If seeing many slow operations:

  1. Check network latency to DigitalOcean Spaces
  2. Review object sizes being transferred
  3. Consider implementing caching for frequently accessed data
  4. Check if rate limits are being hit

Advanced Configuration

Adjust Metrics Retention

By default, the application tracks the last 10,000 operations. To adjust:

# In main.py
MAX_STORAGE_METRICS_SAMPLES = 20000  # Increase to 20k

Change Slow Operation Threshold

Default is 5 seconds. To adjust:

# In main.py, in record_storage_operation function
if duration_ms > 3000:  # Change to 3 seconds
    logger.warning(...)

Customize Metrics Window

Default metrics window is 5 minutes.
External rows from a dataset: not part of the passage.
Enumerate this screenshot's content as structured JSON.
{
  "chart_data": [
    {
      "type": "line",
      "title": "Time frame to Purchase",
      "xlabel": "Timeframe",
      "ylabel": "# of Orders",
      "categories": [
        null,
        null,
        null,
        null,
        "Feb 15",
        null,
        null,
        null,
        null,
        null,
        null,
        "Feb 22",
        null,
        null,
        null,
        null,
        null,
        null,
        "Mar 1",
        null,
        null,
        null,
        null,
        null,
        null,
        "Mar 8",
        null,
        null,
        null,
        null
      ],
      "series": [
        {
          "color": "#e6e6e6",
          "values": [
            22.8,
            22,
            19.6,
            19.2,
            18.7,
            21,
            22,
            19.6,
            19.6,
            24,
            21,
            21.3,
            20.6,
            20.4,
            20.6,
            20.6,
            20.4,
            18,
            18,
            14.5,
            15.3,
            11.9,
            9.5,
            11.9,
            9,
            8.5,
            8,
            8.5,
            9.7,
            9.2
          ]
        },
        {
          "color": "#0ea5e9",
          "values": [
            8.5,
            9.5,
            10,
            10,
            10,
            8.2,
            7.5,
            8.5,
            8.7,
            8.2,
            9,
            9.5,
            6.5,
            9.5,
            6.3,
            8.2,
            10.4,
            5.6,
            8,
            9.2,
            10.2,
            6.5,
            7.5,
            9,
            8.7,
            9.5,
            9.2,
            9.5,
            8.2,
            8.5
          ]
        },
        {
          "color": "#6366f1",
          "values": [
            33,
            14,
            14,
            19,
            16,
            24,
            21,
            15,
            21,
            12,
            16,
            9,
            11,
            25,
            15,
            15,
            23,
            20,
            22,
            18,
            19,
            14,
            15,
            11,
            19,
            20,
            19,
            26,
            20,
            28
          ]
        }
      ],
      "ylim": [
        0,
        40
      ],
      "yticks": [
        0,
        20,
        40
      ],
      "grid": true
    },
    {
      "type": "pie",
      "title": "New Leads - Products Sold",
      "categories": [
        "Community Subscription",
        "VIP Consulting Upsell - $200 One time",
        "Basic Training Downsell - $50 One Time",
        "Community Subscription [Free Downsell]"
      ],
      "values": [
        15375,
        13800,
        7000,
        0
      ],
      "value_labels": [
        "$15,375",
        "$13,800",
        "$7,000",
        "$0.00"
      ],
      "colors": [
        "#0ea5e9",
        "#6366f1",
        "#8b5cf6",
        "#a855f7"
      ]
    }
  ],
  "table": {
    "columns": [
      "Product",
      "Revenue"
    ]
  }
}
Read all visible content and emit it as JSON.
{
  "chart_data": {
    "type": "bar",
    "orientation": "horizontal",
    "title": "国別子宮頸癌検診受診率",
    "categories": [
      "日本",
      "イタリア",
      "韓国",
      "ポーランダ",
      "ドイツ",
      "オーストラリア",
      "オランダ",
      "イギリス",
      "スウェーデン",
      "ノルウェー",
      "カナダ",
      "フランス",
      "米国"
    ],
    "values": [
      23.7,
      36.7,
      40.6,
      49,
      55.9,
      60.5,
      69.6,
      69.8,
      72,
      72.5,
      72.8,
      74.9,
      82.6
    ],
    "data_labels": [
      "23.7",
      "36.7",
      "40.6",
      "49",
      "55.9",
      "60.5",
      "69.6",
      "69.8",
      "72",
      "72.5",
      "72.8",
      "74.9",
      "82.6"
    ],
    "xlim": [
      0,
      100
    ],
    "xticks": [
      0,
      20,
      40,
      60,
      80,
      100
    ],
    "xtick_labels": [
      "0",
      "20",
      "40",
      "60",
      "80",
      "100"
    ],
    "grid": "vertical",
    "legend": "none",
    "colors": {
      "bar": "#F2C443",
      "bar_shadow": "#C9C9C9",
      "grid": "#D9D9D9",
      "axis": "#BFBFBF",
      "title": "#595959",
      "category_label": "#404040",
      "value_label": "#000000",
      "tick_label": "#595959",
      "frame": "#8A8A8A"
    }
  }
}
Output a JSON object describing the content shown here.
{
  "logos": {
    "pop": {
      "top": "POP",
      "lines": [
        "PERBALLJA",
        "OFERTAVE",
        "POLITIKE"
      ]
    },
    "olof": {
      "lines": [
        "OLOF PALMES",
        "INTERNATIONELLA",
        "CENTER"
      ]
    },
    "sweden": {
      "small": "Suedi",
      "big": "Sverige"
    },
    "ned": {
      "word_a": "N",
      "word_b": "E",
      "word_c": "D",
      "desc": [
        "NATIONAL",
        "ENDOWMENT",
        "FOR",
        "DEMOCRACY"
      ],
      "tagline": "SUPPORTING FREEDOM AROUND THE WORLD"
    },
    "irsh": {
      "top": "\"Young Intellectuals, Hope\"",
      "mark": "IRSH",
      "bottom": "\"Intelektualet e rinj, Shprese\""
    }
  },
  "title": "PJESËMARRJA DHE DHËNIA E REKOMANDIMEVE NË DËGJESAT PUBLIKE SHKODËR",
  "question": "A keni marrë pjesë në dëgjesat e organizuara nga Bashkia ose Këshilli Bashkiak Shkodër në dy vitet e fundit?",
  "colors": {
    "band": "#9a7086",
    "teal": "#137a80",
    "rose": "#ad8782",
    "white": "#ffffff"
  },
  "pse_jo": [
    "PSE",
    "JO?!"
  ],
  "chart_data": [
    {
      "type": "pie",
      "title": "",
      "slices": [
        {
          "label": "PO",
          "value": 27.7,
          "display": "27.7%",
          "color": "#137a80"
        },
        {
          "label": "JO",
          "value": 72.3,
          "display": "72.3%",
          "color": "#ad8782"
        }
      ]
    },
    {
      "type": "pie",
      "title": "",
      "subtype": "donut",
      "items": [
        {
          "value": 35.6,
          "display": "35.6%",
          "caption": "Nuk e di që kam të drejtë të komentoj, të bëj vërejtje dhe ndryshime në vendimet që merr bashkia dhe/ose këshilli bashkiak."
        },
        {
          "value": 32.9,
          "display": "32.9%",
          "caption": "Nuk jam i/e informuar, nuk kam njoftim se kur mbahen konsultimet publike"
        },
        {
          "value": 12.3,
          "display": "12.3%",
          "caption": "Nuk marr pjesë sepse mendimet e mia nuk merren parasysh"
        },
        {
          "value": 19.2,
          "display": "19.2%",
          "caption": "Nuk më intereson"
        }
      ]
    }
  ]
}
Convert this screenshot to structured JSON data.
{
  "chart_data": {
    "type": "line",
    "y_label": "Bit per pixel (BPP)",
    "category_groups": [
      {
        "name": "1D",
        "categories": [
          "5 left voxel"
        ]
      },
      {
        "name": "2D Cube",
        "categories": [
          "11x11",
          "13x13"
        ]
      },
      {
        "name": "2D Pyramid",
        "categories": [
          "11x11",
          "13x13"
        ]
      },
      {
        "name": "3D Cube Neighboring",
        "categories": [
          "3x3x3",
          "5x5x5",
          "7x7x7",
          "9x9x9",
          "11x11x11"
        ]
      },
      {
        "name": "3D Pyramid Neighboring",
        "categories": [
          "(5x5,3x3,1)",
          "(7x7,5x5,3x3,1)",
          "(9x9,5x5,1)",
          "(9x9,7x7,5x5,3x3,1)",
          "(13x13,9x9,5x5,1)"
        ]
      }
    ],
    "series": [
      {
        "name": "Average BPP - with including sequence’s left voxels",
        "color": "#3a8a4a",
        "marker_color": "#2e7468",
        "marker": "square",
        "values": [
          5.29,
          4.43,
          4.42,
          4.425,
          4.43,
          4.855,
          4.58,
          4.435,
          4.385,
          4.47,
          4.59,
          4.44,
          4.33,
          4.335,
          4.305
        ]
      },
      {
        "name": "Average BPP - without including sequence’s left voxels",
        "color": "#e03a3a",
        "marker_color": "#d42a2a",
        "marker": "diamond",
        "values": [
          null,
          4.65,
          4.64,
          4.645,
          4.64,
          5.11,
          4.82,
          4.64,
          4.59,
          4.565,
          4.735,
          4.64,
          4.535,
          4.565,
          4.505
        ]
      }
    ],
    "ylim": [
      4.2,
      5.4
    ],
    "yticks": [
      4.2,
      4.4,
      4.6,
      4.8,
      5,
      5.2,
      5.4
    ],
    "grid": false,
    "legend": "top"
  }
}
To change:

# In get_storage_metrics function
recent_window = 600  # Change to 10 minutes

Comparison with AWS S3 and Azure Blob

Similar to AWS S3 Metrics:

  • Request rate monitoring
  • Error rate tracking
  • Latency percentiles (P50, P95, P99)
  • Operation-level breakdown
  • Data transfer metrics

Similar to Azure Blob Storage Analytics:

  • Operation success/failure rates
  • Per-operation metrics
  • Transaction analytics
  • Bandwidth utilization
  • Access pattern analysis

Additional SpaceWatch Features:

  • AI-powered query interface
  • Integrated access log search
  • Real-time operation logs
  • Automatic slow operation detection
  • Operation correlation with request IDs